The crux of it is simply this: Promises from a business are cheap. If you have been injured in an automobile accident here in New Port Richey or throughout the Tampa Bay area and the rest of Florida, you are likely aware from all of the TV ads that personal injury auto accident attorneys like me and my partner work on what’s called a “contingency fee agreement.” This simply means that our fee is strictly contingent on the recovery of a settlement or favorable verdict. The client pays nothing unless funds are collected, and then it’s typically a one-third fee. This is very good public policy given that many people could not pay an hourly fee to a law firm, not to mention bankrolling the costs. It allows injured auto accident victims that we meet within our New Port Richey office to pay nothing until the case is resolved, and that also means that during the case we advance all costs.
What happens if you hire a personal injury auto accident attorney and a month or two later you have run out of patience because calls are not returned, or you’re not kept informed? You can fire the attorney and hire a new law firm, but your former attorney can then place a lien on your case and claim an hourly fee when your case is resolved by the new injury law firm.
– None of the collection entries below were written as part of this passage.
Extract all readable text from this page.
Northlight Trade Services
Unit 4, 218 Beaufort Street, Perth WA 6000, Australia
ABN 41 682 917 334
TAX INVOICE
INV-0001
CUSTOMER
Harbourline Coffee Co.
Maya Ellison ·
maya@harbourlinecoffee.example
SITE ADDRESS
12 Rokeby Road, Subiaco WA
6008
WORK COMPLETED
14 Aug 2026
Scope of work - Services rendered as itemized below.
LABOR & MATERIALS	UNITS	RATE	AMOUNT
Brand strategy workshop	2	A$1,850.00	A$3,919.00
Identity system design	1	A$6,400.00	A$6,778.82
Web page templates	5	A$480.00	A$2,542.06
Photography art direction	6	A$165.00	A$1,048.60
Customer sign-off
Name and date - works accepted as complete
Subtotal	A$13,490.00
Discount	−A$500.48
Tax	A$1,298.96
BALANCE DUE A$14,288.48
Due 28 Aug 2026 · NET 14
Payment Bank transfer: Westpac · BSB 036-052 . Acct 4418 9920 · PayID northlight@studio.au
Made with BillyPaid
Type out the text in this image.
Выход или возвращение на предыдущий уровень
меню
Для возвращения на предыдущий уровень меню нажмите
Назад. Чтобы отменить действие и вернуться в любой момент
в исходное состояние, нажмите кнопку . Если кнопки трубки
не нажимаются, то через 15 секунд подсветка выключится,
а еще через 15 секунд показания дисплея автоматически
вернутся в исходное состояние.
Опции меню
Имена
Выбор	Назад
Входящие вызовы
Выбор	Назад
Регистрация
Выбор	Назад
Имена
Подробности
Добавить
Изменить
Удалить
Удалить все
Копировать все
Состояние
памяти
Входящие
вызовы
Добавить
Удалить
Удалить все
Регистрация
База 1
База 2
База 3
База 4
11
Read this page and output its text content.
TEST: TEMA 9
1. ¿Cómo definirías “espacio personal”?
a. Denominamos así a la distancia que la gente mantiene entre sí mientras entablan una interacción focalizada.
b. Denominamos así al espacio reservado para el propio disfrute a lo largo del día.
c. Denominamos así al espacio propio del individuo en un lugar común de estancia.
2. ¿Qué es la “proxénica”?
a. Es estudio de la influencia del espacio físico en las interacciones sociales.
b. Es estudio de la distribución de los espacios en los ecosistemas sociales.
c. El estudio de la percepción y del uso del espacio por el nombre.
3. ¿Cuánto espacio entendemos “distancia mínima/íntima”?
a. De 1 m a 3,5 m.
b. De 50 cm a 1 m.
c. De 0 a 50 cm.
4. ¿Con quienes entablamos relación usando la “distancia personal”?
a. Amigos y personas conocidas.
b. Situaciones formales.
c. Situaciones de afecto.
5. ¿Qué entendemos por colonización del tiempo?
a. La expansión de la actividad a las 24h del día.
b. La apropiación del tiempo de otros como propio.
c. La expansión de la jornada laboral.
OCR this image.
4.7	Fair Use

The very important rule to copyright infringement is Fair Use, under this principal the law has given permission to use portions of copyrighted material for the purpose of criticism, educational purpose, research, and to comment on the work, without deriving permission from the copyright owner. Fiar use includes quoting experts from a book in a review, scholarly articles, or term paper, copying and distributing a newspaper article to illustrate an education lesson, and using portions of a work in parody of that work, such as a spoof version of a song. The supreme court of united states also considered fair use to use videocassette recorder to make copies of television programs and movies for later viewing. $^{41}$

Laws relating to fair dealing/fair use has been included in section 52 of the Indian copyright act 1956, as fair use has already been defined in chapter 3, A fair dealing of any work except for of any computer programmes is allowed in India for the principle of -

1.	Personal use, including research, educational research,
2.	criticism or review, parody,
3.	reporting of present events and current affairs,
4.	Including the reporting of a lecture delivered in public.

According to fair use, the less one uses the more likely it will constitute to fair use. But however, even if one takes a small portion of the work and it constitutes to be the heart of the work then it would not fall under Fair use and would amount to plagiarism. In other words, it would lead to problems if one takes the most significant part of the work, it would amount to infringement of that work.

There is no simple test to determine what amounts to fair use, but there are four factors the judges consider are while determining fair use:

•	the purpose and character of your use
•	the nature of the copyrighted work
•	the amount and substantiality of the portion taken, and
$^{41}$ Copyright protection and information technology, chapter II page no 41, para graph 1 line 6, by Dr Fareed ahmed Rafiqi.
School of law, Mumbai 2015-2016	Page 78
That could leave you paying a contingency fee to your new attorney and having to worry about an hourly fee from the first attorney that performed poorly.
How long do I have to fire my attorney?
This raises the question: How long do I have to fire my attorney, without him or her placing a lien on my case, if I don’t think he or she is doing a good job? The answer is found in the Florida Rules (Rule 4-1.5), which mandates the language in a contingency fee contract and states in part:
“This contract may be cancelled by written notification to the attorney at any time within 3 business days of the date the contract was signed, as shown below, and if cancelled the client shall not be obligated to pay any fees to the attorney for the work performed during that time. If the attorney has advanced funds to others in the representation of the client, the attorney is entitled to be reimbursed for such amounts as the attorney has reasonably advanced on behalf of the client.”
Frankly, my partner and I don’t think such a short time window is sufficient, but I have never heard of a law firm extending that time. How can you, the injured car accident victim, know that your attorney is fulfilling the promise of “aggressive representation” or “we’ll keep you informed” after only 3 business days? You can’t because anyone can do a good job for 3 days!
At McPherson & Thomas, P.A.
We make several promises as well, including that we’ll aggressively pursue your rights, we’ll take your case all the way to a jury trial if that’s required, and we’ll keep you informed. However, where we differ is we back up our promises by expanding the time that a client can terminate our services and pay zero fees to us (no lien against your case for fees) twentyfold to 60 days. It is right on our website. By expanding a client’s right to cancel the contingency fee agreement to 60 days, should give ample time for a new client to get to know us, and more importantly to feel comfortable knowing he or she made the right choice. For more details on this policy, click here to be directed to more information.
A client should have an attorney that he or she has confidence in. In fact, trust and confidence between a client and attorney are paramount. We hope this policy provides peace of mind to clients who decide to hire us for their injury claims.